Ainsi, certes, prendre en compte des sujets au sein des organisations de travail plus que des acteurs me semble indispensable. Mais il ne faut pourtant pas perdre de vue que ces individualités font partie d'un collectif, essentiel dans la prévention des dysfonctionnements. Car laisser sa vie privée au vestiaire semble complètement utopique dans la mesure où l'individu – le professionnel et la personne en dehors de l'organisation – n'est qu'un. Le terme individu a « aujourd'hui essentiellement pour fonction d'exprimer que toute personne humaine, dans toutes les parties du monde, est ou doit être un être autonome qui commande sa propre vie, et en même temps que toute personne humaine est à certains égards différente de toutes les autres, ou peut-être, là encore, qu'elle devrait l'être » (19).

1 Didier Pourquery, « Juste un mot... Blurring », M, le magazine du Monde, 1er novembre 2013.

2 Ibid.

3 Blanche Le Bihan-Youinou et Claude Martin (dir.), Concilier vie familiale et vie professionnelle en Europe, Rennes, Presses de l'EHSESP, 2008, p. 10.

4 Preventica, « Une étude sur les conditions de travail à l'hôpital public », 2011 (consulter sur : https://bit.ly/2LD0DwX).

5 Michel Crozier et Erhard Friedberg, L'acteur et le système, les contraintes de l'action collective, Paris, Éditions du Seuil, 1977, p. 29-30.

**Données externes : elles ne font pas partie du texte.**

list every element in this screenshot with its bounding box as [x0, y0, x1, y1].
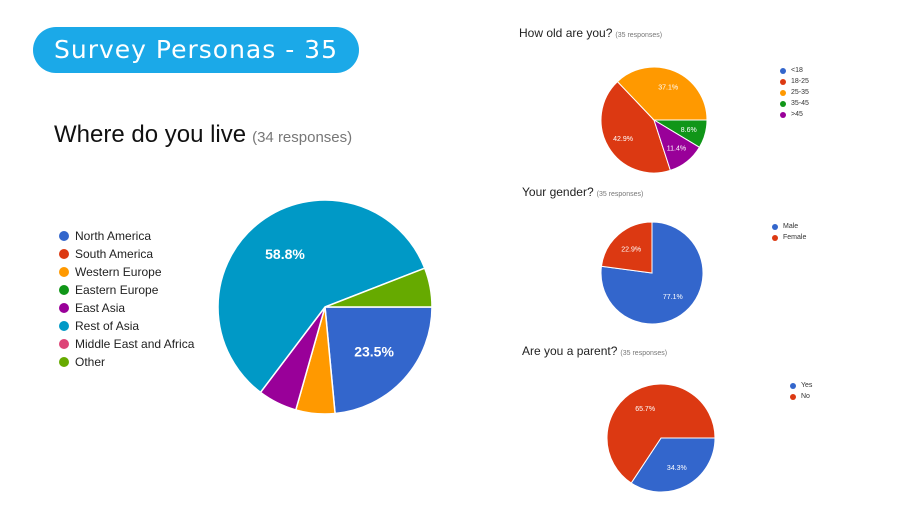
- legend-swatch: [59, 249, 69, 259]
- legend-swatch: [790, 393, 796, 400]
- pie-slice-female: [600, 221, 653, 274]
- legend-swatch: [59, 303, 69, 313]
- slice-label-yes: 34.3%: [667, 465, 687, 472]
- pie-slice-north-america: [324, 306, 433, 415]
- legend-item-south-america: South America: [59, 245, 194, 263]
- response-count: (35 responses): [596, 191, 644, 198]
- legend-label: No: [801, 393, 810, 400]
- pie-chart-gender: 77.1% 22.9%: [600, 221, 704, 325]
- legend-label: 35-45: [791, 100, 809, 107]
- legend-parent: Yes No: [790, 380, 812, 402]
- chart-title-text: Are you a parent?: [522, 344, 618, 358]
- legend-label: 25-35: [791, 89, 809, 96]
- legend-live: North America South America Western Europe…: [59, 227, 194, 371]
- slice-label-18-25: 42.9%: [613, 136, 633, 143]
- response-count: (35 responses): [620, 350, 668, 357]
- legend-item-yes: Yes: [790, 380, 812, 391]
- legend-item-18-25: 18-25: [780, 76, 809, 87]
- pie-slice-25-35: [616, 66, 708, 121]
- legend-item-25-35: 25-35: [780, 87, 809, 98]
- pie-chart-age: 42.9% 37.1% 8.6% 11.4%: [600, 66, 708, 174]
- legend-item-other: Other: [59, 353, 194, 371]
- chart-title-text: How old are you?: [519, 26, 613, 40]
- legend-label: 18-25: [791, 78, 809, 85]
- pie-slice-45: [653, 118, 701, 172]
- slice-label-45: 11.4%: [667, 146, 686, 153]
- pie-slice-other: [324, 267, 433, 308]
- legend-swatch: [790, 382, 796, 389]
- legend-swatch: [59, 321, 69, 331]
- pie-slice-male: [600, 221, 704, 325]
- legend-item-north-america: North America: [59, 227, 194, 245]
- slice-label-male: 77.1%: [663, 294, 683, 301]
- legend-item-rest-of-asia: Rest of Asia: [59, 317, 194, 335]
- response-count: (34 responses): [252, 129, 353, 146]
- legend-swatch: [59, 339, 69, 349]
- chart-title-live: Where do you live (34 responses): [54, 121, 352, 149]
- legend-item-no: No: [790, 391, 812, 402]
- legend-item-male: Male: [772, 221, 806, 232]
- legend-swatch: [780, 89, 786, 96]
- response-count: (35 responses): [615, 32, 663, 39]
- legend-item-western-europe: Western Europe: [59, 263, 194, 281]
- legend-swatch: [780, 78, 786, 85]
- legend-swatch: [780, 111, 786, 118]
- legend-swatch: [780, 67, 786, 74]
- legend-item-45: >45: [780, 109, 809, 120]
- slice-label-25-35: 37.1%: [658, 84, 678, 91]
- pie-slice-no: [606, 383, 716, 484]
- legend-label: Male: [783, 223, 799, 230]
- pie-slice-18-25: [600, 80, 672, 174]
- legend-item-middle-east-and-africa: Middle East and Africa: [59, 335, 194, 353]
- legend-label: >45: [791, 111, 803, 118]
- legend-label: Eastern Europe: [75, 283, 159, 297]
- legend-label: Female: [783, 234, 807, 241]
- slice-label-35-45: 8.6%: [681, 127, 697, 134]
- legend-label: <18: [791, 67, 803, 74]
- legend-label: Other: [75, 355, 106, 369]
- slice-label-north-america: 23.5%: [354, 344, 394, 360]
- legend-swatch: [772, 234, 778, 241]
- legend-label: North America: [75, 229, 152, 243]
- legend-label: Western Europe: [75, 265, 162, 279]
- legend-label: Rest of Asia: [75, 319, 140, 333]
- legend-label: South America: [75, 247, 154, 261]
- slice-label-rest-of-asia: 58.8%: [265, 246, 305, 262]
- legend-swatch: [772, 223, 778, 230]
- slice-label-no: 65.7%: [635, 406, 655, 413]
- legend-label: East Asia: [75, 301, 126, 315]
- pie-slice-rest-of-asia: [217, 199, 426, 394]
- legend-gender: Male Female: [772, 221, 806, 243]
- chart-title-parent: Are you a parent? (35 responses): [522, 344, 667, 358]
- legend-label: Middle East and Africa: [75, 337, 195, 351]
- legend-swatch: [59, 357, 69, 367]
- legend-item-east-asia: East Asia: [59, 299, 194, 317]
- legend-age: <18 18-25 25-35 35-45 >45: [780, 65, 809, 120]
- legend-item-female: Female: [772, 232, 806, 243]
- legend-item-eastern-europe: Eastern Europe: [59, 281, 194, 299]
- legend-swatch: [780, 100, 786, 107]
- chart-title-text: Your gender?: [522, 185, 594, 199]
- chart-title-text: Where do you live: [54, 121, 247, 148]
- chart-title-gender: Your gender? (35 responses): [522, 185, 643, 199]
- legend-swatch: [59, 285, 69, 295]
- survey-title-banner: Survey Personas - 35: [33, 27, 359, 73]
- pie-chart-parent: 34.3% 65.7%: [606, 383, 716, 493]
- pie-chart-live: 23.5% 58.8%: [217, 199, 433, 415]
- legend-item-35-45: 35-45: [780, 98, 809, 109]
- chart-title-age: How old are you? (35 responses): [519, 26, 662, 40]
- legend-swatch: [59, 267, 69, 277]
- slice-label-female: 22.9%: [621, 247, 641, 254]
- legend-label: Yes: [801, 382, 813, 389]
- legend-item-18: <18: [780, 65, 809, 76]
- legend-swatch: [59, 231, 69, 241]
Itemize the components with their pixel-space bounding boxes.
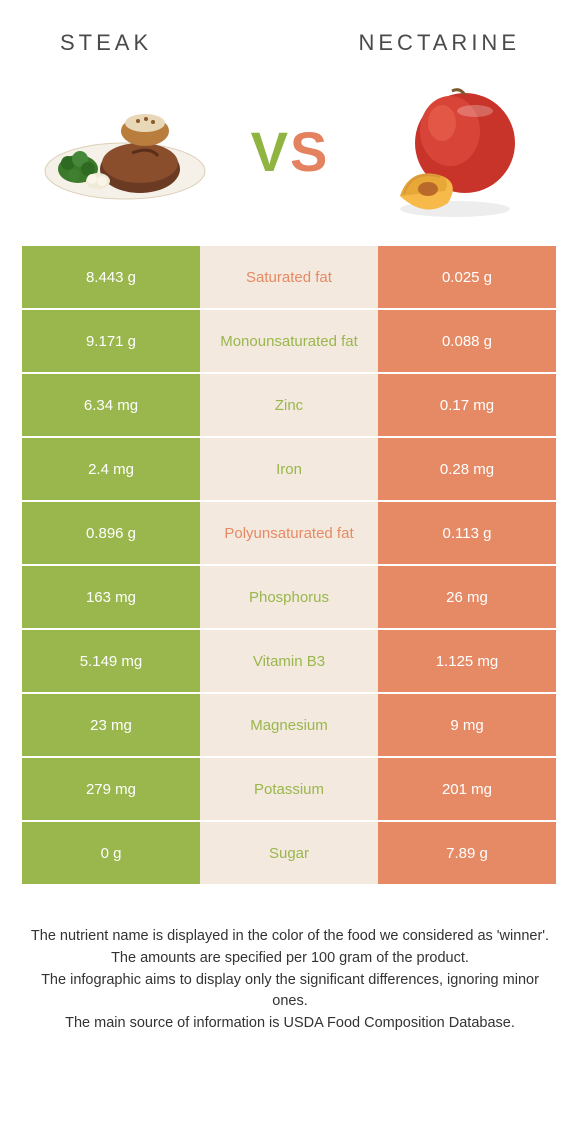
vs-v-letter: V — [251, 120, 290, 183]
table-row: 6.34 mgZinc0.17 mg — [22, 374, 558, 438]
left-value: 2.4 mg — [22, 438, 200, 500]
header-row: Steak Nectarine — [0, 0, 580, 66]
right-value: 26 mg — [378, 566, 556, 628]
left-value: 6.34 mg — [22, 374, 200, 436]
left-value: 23 mg — [22, 694, 200, 756]
nutrient-label: Magnesium — [200, 694, 378, 756]
nutrient-label: Potassium — [200, 758, 378, 820]
right-value: 7.89 g — [378, 822, 556, 884]
left-value: 5.149 mg — [22, 630, 200, 692]
nutrient-label: Sugar — [200, 822, 378, 884]
nutrient-label: Vitamin B3 — [200, 630, 378, 692]
left-value: 163 mg — [22, 566, 200, 628]
footer-line: The nutrient name is displayed in the co… — [30, 926, 550, 948]
nutrient-label: Polyunsaturated fat — [200, 502, 378, 564]
left-value: 9.171 g — [22, 310, 200, 372]
right-value: 201 mg — [378, 758, 556, 820]
table-row: 5.149 mgVitamin B31.125 mg — [22, 630, 558, 694]
nutrient-label: Saturated fat — [200, 246, 378, 308]
left-value: 279 mg — [22, 758, 200, 820]
left-food-title: Steak — [60, 30, 152, 56]
left-value: 8.443 g — [22, 246, 200, 308]
footer-line: The main source of information is USDA F… — [30, 1013, 550, 1035]
left-value: 0 g — [22, 822, 200, 884]
right-value: 0.025 g — [378, 246, 556, 308]
nutrient-label: Iron — [200, 438, 378, 500]
right-value: 1.125 mg — [378, 630, 556, 692]
comparison-table: 8.443 gSaturated fat0.025 g9.171 gMonoun… — [22, 246, 558, 886]
images-row: VS — [0, 66, 580, 246]
right-value: 0.088 g — [378, 310, 556, 372]
steak-image — [40, 81, 210, 221]
table-row: 2.4 mgIron0.28 mg — [22, 438, 558, 502]
table-row: 279 mgPotassium201 mg — [22, 758, 558, 822]
footer-notes: The nutrient name is displayed in the co… — [30, 926, 550, 1035]
right-value: 9 mg — [378, 694, 556, 756]
vs-label: VS — [251, 119, 330, 184]
footer-line: The infographic aims to display only the… — [30, 970, 550, 1014]
nutrient-label: Zinc — [200, 374, 378, 436]
table-row: 163 mgPhosphorus26 mg — [22, 566, 558, 630]
table-row: 9.171 gMonounsaturated fat0.088 g — [22, 310, 558, 374]
table-row: 0.896 gPolyunsaturated fat0.113 g — [22, 502, 558, 566]
right-value: 0.28 mg — [378, 438, 556, 500]
table-row: 0 gSugar7.89 g — [22, 822, 558, 886]
left-value: 0.896 g — [22, 502, 200, 564]
nutrient-label: Monounsaturated fat — [200, 310, 378, 372]
vs-s-letter: S — [290, 120, 329, 183]
table-row: 8.443 gSaturated fat0.025 g — [22, 246, 558, 310]
footer-line: The amounts are specified per 100 gram o… — [30, 948, 550, 970]
right-value: 0.17 mg — [378, 374, 556, 436]
right-value: 0.113 g — [378, 502, 556, 564]
right-food-title: Nectarine — [359, 30, 521, 56]
nutrient-label: Phosphorus — [200, 566, 378, 628]
nectarine-image — [370, 81, 540, 221]
table-row: 23 mgMagnesium9 mg — [22, 694, 558, 758]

6 Philippe Bernoux, Un travail à soi, Paris, Privat, 1981, p. 25.

7 Ibid., p. 38.

8 Marie-Anne Dujarier, L'idéal au travail, Paris, PUF – Le Monde, 2006, p. 44.

9 Ibid., p. 45.

10 Christophe Dejours, Souffrance en France, la banalisation de l'injustice sociale, Paris, Éditions du Seuil, 1998, p. 30.

11 Yves Lichtenberger, « Sens et valeur du travail », Esprit – Exister au travail, Éditions Esprit, octobre 2011, p. 97.

12 Ibid., p. 90.

13 Walter Hesbeen, Cadre de proximité. Un métier au cœur du soin. Penser une éthique du quotidien des soins, Issy-les-Moulineaux, Elsevier-Masson, 2011, p. 111.

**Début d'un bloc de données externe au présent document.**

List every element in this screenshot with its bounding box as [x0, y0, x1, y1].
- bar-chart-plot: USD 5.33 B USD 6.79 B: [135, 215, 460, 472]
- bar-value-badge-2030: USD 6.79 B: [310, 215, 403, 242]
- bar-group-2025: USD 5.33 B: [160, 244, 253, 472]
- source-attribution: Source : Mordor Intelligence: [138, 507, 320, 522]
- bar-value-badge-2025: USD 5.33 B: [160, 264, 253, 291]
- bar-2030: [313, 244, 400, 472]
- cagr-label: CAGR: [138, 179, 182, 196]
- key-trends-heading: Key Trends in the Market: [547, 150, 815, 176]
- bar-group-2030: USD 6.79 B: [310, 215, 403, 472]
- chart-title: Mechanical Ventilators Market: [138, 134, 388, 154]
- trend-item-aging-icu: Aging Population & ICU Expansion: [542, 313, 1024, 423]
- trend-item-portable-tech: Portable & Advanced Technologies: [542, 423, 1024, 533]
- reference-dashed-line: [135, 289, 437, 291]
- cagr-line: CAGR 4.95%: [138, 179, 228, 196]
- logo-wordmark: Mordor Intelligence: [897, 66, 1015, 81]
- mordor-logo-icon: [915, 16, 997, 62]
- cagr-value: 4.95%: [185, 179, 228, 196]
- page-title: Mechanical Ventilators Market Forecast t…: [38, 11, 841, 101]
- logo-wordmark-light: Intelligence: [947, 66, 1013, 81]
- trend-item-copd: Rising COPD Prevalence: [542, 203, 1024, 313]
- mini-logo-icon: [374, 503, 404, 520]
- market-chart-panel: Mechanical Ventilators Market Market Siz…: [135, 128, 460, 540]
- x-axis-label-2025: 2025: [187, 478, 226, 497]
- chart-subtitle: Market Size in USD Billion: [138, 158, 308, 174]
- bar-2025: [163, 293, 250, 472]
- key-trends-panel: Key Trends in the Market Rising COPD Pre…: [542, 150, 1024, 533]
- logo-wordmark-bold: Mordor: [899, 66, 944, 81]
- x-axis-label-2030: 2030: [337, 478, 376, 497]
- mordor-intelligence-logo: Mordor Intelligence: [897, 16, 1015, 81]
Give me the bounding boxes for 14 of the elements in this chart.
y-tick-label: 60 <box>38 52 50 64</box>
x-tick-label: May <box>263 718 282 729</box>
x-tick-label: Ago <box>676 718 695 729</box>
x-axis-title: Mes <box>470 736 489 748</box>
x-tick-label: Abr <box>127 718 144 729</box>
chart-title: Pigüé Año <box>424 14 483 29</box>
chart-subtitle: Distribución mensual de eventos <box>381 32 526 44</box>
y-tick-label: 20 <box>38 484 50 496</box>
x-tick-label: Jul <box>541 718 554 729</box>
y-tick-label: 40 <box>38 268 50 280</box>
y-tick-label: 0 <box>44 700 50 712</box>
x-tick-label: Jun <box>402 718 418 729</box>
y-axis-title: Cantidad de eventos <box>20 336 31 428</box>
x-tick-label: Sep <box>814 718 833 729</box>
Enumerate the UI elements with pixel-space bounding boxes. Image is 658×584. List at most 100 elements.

14 Yves Lichtenberger, op. cit., p. 89.

15 Ibid.

16 Marie-Anne Dujarier, « Une analyse sociologique des discours sur la souffrance au travail », in John Cultiaux et Thomas Périlleux (dir.), Destins politiques de la souffrance – Intervention sociale, justice, travail, Toulouse, Érès, 2009, p. 120.

17 Christophe Dejours, op. cit., p. 37.

18 Christophe Dejours, in « La Grande Table, 2e partie », entretien avec Antoine Mercier et Raphaël Bourgeois, France Culture, 1er janvier 2014.

19 Norbert Élias, La société des individus, Éditions Fayard, 1991, p. 208.